8. Use screenshots, but only in limited situations and with caution
You cannot simply screenshot copyrighted images from websites or social media and reuse them. If you’re discussing a brand, organization, restaurant, etc… for commentary and you include a screenshot of the website with a link, that is most likely safe and fair use. The same goes for a video game or movie scene screenshot. If you’re discussing or reviewing a game or a movie, that will usually fall under fair use.
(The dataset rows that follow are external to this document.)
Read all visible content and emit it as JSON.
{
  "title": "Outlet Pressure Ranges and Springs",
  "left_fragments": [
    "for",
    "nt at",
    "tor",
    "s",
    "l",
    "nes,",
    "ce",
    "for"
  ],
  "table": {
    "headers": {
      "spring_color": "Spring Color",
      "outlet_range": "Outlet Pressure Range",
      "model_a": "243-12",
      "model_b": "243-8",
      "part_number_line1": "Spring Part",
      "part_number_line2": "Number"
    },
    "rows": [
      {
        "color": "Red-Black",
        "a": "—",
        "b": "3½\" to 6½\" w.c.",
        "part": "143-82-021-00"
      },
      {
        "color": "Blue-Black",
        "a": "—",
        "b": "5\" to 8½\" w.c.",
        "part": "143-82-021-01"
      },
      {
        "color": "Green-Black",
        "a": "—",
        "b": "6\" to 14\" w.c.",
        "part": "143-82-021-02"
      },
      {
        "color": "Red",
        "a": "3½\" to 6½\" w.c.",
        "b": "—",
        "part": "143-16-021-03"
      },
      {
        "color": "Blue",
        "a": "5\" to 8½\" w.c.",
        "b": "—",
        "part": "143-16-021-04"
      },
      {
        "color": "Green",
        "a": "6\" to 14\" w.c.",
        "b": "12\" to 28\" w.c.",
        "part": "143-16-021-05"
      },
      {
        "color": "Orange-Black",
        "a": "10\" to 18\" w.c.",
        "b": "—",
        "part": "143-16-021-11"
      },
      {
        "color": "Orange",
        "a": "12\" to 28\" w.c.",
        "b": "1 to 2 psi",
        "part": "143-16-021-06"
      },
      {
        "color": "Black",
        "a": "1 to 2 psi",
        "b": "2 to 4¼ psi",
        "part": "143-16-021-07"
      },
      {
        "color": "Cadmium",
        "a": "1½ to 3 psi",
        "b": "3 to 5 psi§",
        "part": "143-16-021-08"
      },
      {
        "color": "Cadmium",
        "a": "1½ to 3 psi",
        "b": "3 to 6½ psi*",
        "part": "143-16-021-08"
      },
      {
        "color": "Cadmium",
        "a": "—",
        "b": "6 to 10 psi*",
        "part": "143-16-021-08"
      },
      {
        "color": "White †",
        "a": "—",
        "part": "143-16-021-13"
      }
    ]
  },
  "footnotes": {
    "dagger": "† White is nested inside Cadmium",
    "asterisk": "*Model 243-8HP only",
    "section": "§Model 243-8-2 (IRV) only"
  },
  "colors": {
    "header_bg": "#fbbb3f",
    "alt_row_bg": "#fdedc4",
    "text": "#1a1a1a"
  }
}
Always provide a link to the main site.
For social media, taking and using screenshots is more of a gray area. Screenshotting a tweet or post may be considered fair use, especially if the intent is to use it for commentary. But the trouble with fair use is that you might need to demonstrate it in court, and there are no fixed rules, so it’s open to interpretation. A screen capture of a whole tweet, with a link back to the source, is unlikely to cause you any problems, but embedding is the better option. If you are afraid someone might delete the tweet (because it goes viral for the wrong reasons) screenshotting it will retain it, but if the user’s intent is to delete it, technically you shouldn’t be using it; however, for journalistic purposes, this would probably not be an issue. (But you never know!)
9. Group or frame multiple photos
In WordPress, search in blocks for “image” and you will see options for framing/arranging them. Canva also has many frames that you can use for photos. Using a framing style is an easy way to give your blog a polished and cohesive look. You can see what they will look like if you click on Patterns next to Blocks.
10. Products, media covers and logos
If you are writing a post featuring a product or products, it’s generally considered fair use for editorial purposes to use the image but do include a link to the website or where to purchase on Amazon. (If you have affiliate links, be clear about that.) Album covers, book covers, game covers are all considered fair to use when discussing, reviewing or recommending products. Same with logos if you’re discussing a brand/company. Again, provide a link to the website,
I hope this post helps you understand some basics of avoiding a copyright problem on your blog. Need more inspiration? Buffer Social has 23 Tools and Resources to Create Images for Social Media. Many of these are not free, but most have affordable options. Good luck and let me know if you discover any free or affordable apps to create visuals for your blog.